Grounding Language Models for Visual Entity Recognition
This work addresses the challenge of recognizing visual entities in images for applications like multimodal AI, though it appears incremental as it builds on existing autoregressive models with constrained generation.
The paper tackles the problem of visual entity recognition by introducing AutoVER, an autoregressive model that improves accuracy on out-of-domain entities and visually-situated reasoning. It achieves a significant increase in accuracy from 32.7% to 61.5% on the Entity seen split of the Oven-Wiki benchmark.

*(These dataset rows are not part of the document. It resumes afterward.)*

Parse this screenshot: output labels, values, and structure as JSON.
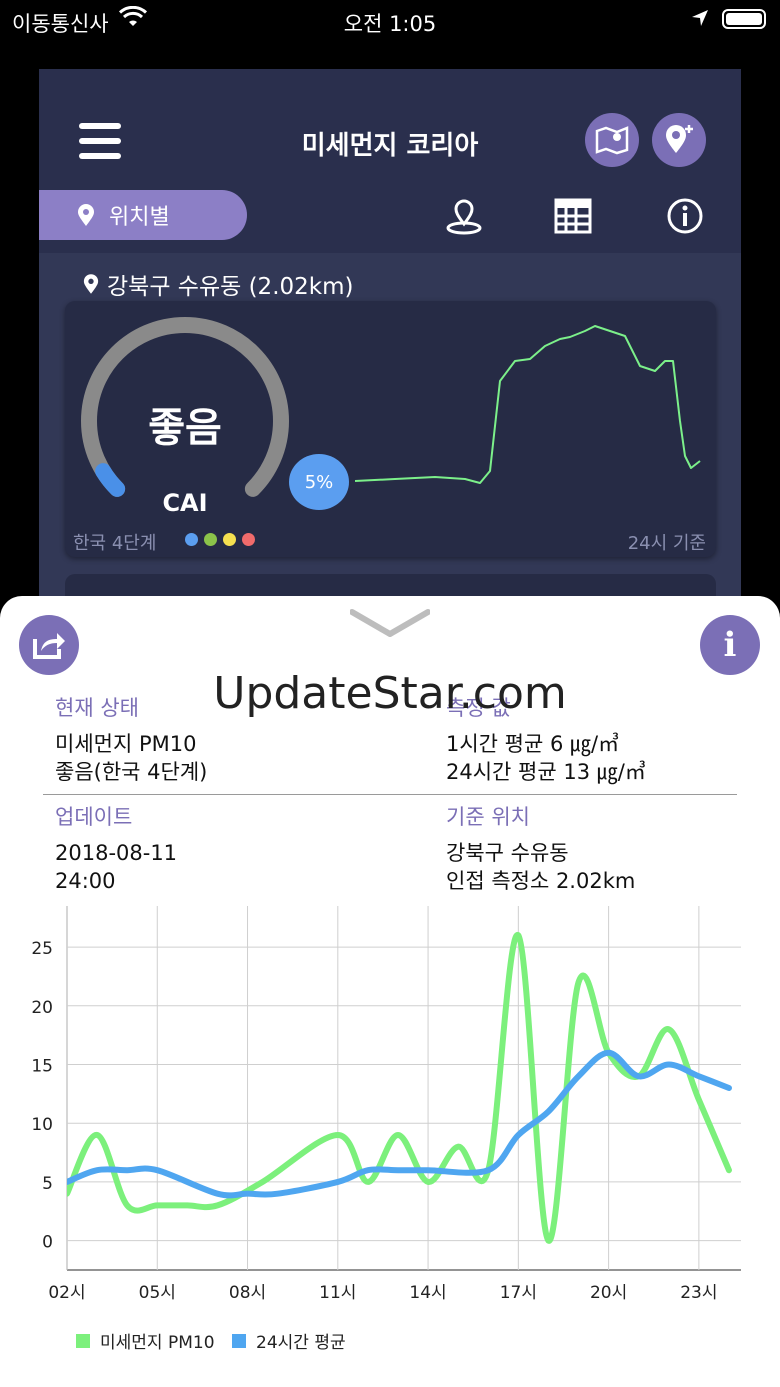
{
  "status_bar": {
    "carrier": "이동통신사",
    "time": "오전 1:05"
  },
  "header": {
    "title": "미세먼지 코리아"
  },
  "tabs": {
    "location_tab": "위치별"
  },
  "location": {
    "label": "강북구 수유동 (2.02km)"
  },
  "card": {
    "grade": "좋음",
    "index_name": "CAI",
    "percent": "5%",
    "percent_value": 5,
    "scale_label": "한국 4단계",
    "scale_colors": [
      "#5b9ef0",
      "#8bc34a",
      "#f5e050",
      "#f06b6b"
    ],
    "basis": "24시 기준",
    "line_color": "#7cf08a"
  },
  "watermark": "UpdateStar.com",
  "details": {
    "status": {
      "label": "현재 상태",
      "line1": "미세먼지 PM10",
      "line2": "좋음(한국 4단계)"
    },
    "measure": {
      "label": "측정 값",
      "line1": "1시간 평균 6 ㎍/㎥",
      "line2": "24시간 평균 13 ㎍/㎥"
    },
    "update": {
      "label": "업데이트",
      "line1": "2018-08-11",
      "line2": "24:00"
    },
    "station": {
      "label": "기준 위치",
      "line1": "강북구 수유동",
      "line2": "인접 측정소 2.02km"
    }
  },
  "chart_data": {
    "type": "line",
    "title": "",
    "xlabel": "",
    "ylabel": "",
    "ylim": [
      -2.5,
      28.5
    ],
    "yticks": [
      "0",
      "5",
      "10",
      "15",
      "20",
      "25"
    ],
    "xtick_labels": [
      "02시",
      "05시",
      "08시",
      "11시",
      "14시",
      "17시",
      "20시",
      "23시"
    ],
    "x": [
      2,
      3,
      4,
      5,
      6,
      7,
      8,
      9,
      10,
      11,
      12,
      13,
      14,
      15,
      16,
      17,
      18,
      19,
      20,
      21,
      22,
      23,
      24
    ],
    "grid": true,
    "legend_placement": "bottom-left",
    "series": [
      {
        "name": "미세먼지 PM10",
        "color": "#7cf07c",
        "values": [
          4,
          9,
          3,
          3,
          3,
          3,
          5,
          9,
          5,
          9,
          5,
          8,
          6,
          26,
          0,
          22,
          16,
          14,
          18,
          12,
          6
        ],
        "x": [
          2,
          3,
          4,
          5,
          6,
          7,
          8.5,
          11,
          12,
          13,
          14,
          15,
          16,
          17,
          18,
          19,
          20,
          21,
          22,
          23,
          24
        ]
      },
      {
        "name": "24시간 평균",
        "color": "#4fa6f0",
        "values": [
          5,
          6,
          6,
          6,
          4,
          4,
          4,
          5,
          6,
          6,
          6,
          6,
          9,
          11,
          14,
          16,
          14,
          15,
          14,
          13
        ],
        "x": [
          2,
          3,
          4,
          5,
          7,
          8,
          9,
          11,
          12,
          13,
          14,
          16,
          17,
          18,
          19,
          20,
          21,
          22,
          23,
          24
        ]
      }
    ]
  },
  "legend": {
    "pm10": "미세먼지 PM10",
    "avg24": "24시간 평균"
  }
}
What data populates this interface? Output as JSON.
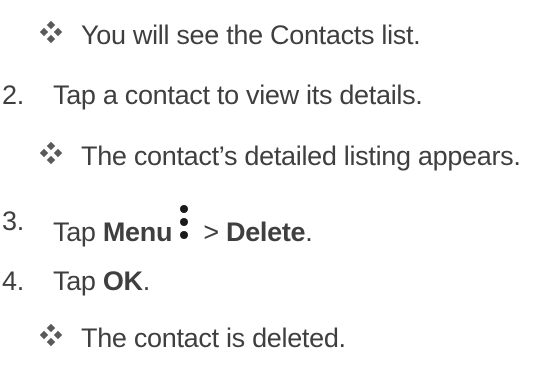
{
  "lines": [
    {
      "type": "bullet",
      "text": "You will see the Contacts list."
    },
    {
      "type": "step",
      "number": "2.",
      "text": "Tap a contact to view its details."
    },
    {
      "type": "bullet",
      "text": "The contact’s detailed listing appears."
    },
    {
      "type": "step",
      "number": "3.",
      "parts": {
        "a": "Tap ",
        "b": "Menu",
        "c": " > ",
        "d": "Delete",
        "e": "."
      }
    },
    {
      "type": "step",
      "number": "4.",
      "parts": {
        "a": "Tap ",
        "b": "OK",
        "c": "."
      }
    },
    {
      "type": "bullet",
      "text": "The contact is deleted."
    }
  ],
  "icons": {
    "bullet": "diamond-bullet-icon",
    "menu": "three-dot-menu-icon"
  },
  "colors": {
    "text": "#3f3f3f",
    "bullet": "#5a5a5a"
  }
}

We introduce AutoVER, an Autoregressive model for Visual Entity Recognition. Our model extends an autoregressive Multi-modal Large Language Model by employing retrieval augmented constrained generation. It mitigates low performance on out-of-domain entities while excelling in queries that require visually-situated reasoning. Our method learns to distinguish similar entities within a vast label space by contrastively training on hard negative pairs in parallel with a sequence-to-sequence objective without an external retriever. During inference, a list of retrieved candidate answers explicitly guides language generation by removing invalid decoding paths. The proposed method achieves significant improvements across different dataset splits in the recently proposed Oven-Wiki benchmark. Accuracy on the Entity seen split rises from 32.7% to 61.5%. It also demonstrates superior performance on the unseen and query splits by a substantial double-digit margin.